A little truth

7.8K 425 22
                                    

*Dylan's POV*

Aku tidak datang ke bioskop tadi malam karena aku harus menemani Kak Sadrie dan Rezka pemotretan, selain itu aku juga dalam masa pembelajaran untuk menjadi seorang fotografer. Mungkin turun dari Kak Sadrie, bedanya aku tidak berbakat menjadi model yang anggun.

Hari ini sekolah tidak terlalu ramai, di kelasku pun hanya ada 5 orang -kutu buku- yang tentunya aku tidak terlalu akrab dengan mereka. Akhirnya aku berjalan menuju perpustakaan sekolah, di sana juga tidak terlalu ramai.

Seperti biasa, aku memilih tempat duduk yang paling pojok dan tersembunyi karena tertutup oleh rak-rak buku selain itu juga ada AC di dekatnya.

Bukan termasuk orang yang suka membaca, hanya saja di sini memberikan ketenangan untukku.

Kejenuhan mulai datang menghampiri, tidak tahu apa yang harus dilakukan aku mengeluarkan sebuah buku catatan kosong berwarna biru langit dan ballpoint pen.

Pikiranku mulai melayang ke arah Gamar, perlahan tapi pasti tanganku mulai merakit kata demi kata di atas buku catatan itu.

" Semakin hari, semakin sedikit murid yang turun sekolah dan besok adalah hari terakhir sekolah. Kalaupun hanya ada 15 murid yang bersekolah, aku akan tetap pergi ke sekolah asalkan aku bisa melihat Gamar.

Tidak tahu mengapa, aku hanya terlalu mengaguminya. Seperti aku mengagumi seorang Demi Lovato, seperti itu juga aku mengagumi Gamar. Eh, mungkin aku sedikit lebih mengagumi Demi. Hahaha.

Tapi Gamar terasa lebih nyata, aku bisa memandanginya kapanpun aku mau, aku bisa menyentuhnya, aku bisa bicara padanya dan itu semua sangat berharga bagiku, setiap detiknya.

Tidak peduli berapa lama dia membalas pesanku, tidak peduli berapa kali dia tidak membalasnya, tidak peduli dengan kenyataan bahwa dia sering menghindariku di sekolah, tidak peduli dengan semua bullshit yang orang katakan tentangnya, perasaanku tetap kokoh.

Dia, gadis dengan alis yang menakutkan. Alisnya adalah hal pertama yang membuatku penasaran. Alisnya berwarna hitam pekat, sepekat rambut panjangnya.

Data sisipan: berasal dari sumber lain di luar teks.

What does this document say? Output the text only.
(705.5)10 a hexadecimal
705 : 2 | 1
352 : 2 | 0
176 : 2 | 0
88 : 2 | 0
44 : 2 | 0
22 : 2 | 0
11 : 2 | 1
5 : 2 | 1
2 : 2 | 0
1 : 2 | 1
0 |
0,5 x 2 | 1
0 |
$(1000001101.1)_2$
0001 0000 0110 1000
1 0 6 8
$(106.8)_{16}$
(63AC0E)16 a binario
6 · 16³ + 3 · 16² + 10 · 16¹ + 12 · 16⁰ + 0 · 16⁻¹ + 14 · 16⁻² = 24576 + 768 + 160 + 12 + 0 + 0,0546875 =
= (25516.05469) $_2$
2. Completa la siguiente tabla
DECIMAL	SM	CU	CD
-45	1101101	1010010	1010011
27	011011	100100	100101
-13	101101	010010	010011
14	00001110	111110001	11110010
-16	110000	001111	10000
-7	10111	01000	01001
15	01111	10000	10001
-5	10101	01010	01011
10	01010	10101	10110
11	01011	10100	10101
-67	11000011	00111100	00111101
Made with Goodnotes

Saat pertama kali aku melihat wajah datarnya dengan alis semacam itu, jujur saja, aku merasa takut. Dia terlihat seperti kakak kelas yang jahat. Tapi seiring dengan berjalannya waktu, dia membuatku penasaran. Rasa penasaran yang terus memaksa untuk terus mengikutinya, memperhatikannya.

Semuanya terasa aneh, semakin aku melawan rasa penasaran ini maka semakin kuat juga dia.

Setelah berminggu-minggu aku memperhatikannya dari kejauhan, barulah aku mengenalnya, melalui Rezka dan Andre. Entah mengapa, hanya dengan mengetahui namanya saja aku merasa sangat-sangat senang. Aku payah dalam hal mengingat, susah untuk mengingat namanya. Gamar, nama yang cukup langka dan aneh. Untuk pertama dan beberapa kali setelahnya yang ku ingat hanyalah Garam, tidak terlalu jauh beda dengan Gamar kan?

Dan saat itu aku hampir saja mengalami heart attack. Ya, seperti judul lagu milik Demi!

Waktu itu aku sedang sibuk menulis, dan tanpa ku sadari Gamar dan seorang temannya memasuki kelasku. Dia berbicara padaku, tapi aku tidak menghiraukannya, aku tetap fokus pada soal yang sedang ku kerjakan selain itu aku juga tidak tahu kalau Gamarlah yang sedang berbicara. Hal itu memaksanya untuk menghampiri tempat dudukku, tapi aku tetap tidak peduli sampai akhirnya dia lebih memilih untuk bersabar menunggu.

Aku baru menghiraukannya saat aku selesai menulis, dan aku juga tidak menoleh ke arahnya. Aku hanya mendengarkan apa yang dia katakan, lalu aku menandatangani sebuah kertas dan memberikan nomor teleponku di sana. Semuanya masih berjalan normal, hingga aku selesai dan melihat ke arah nya.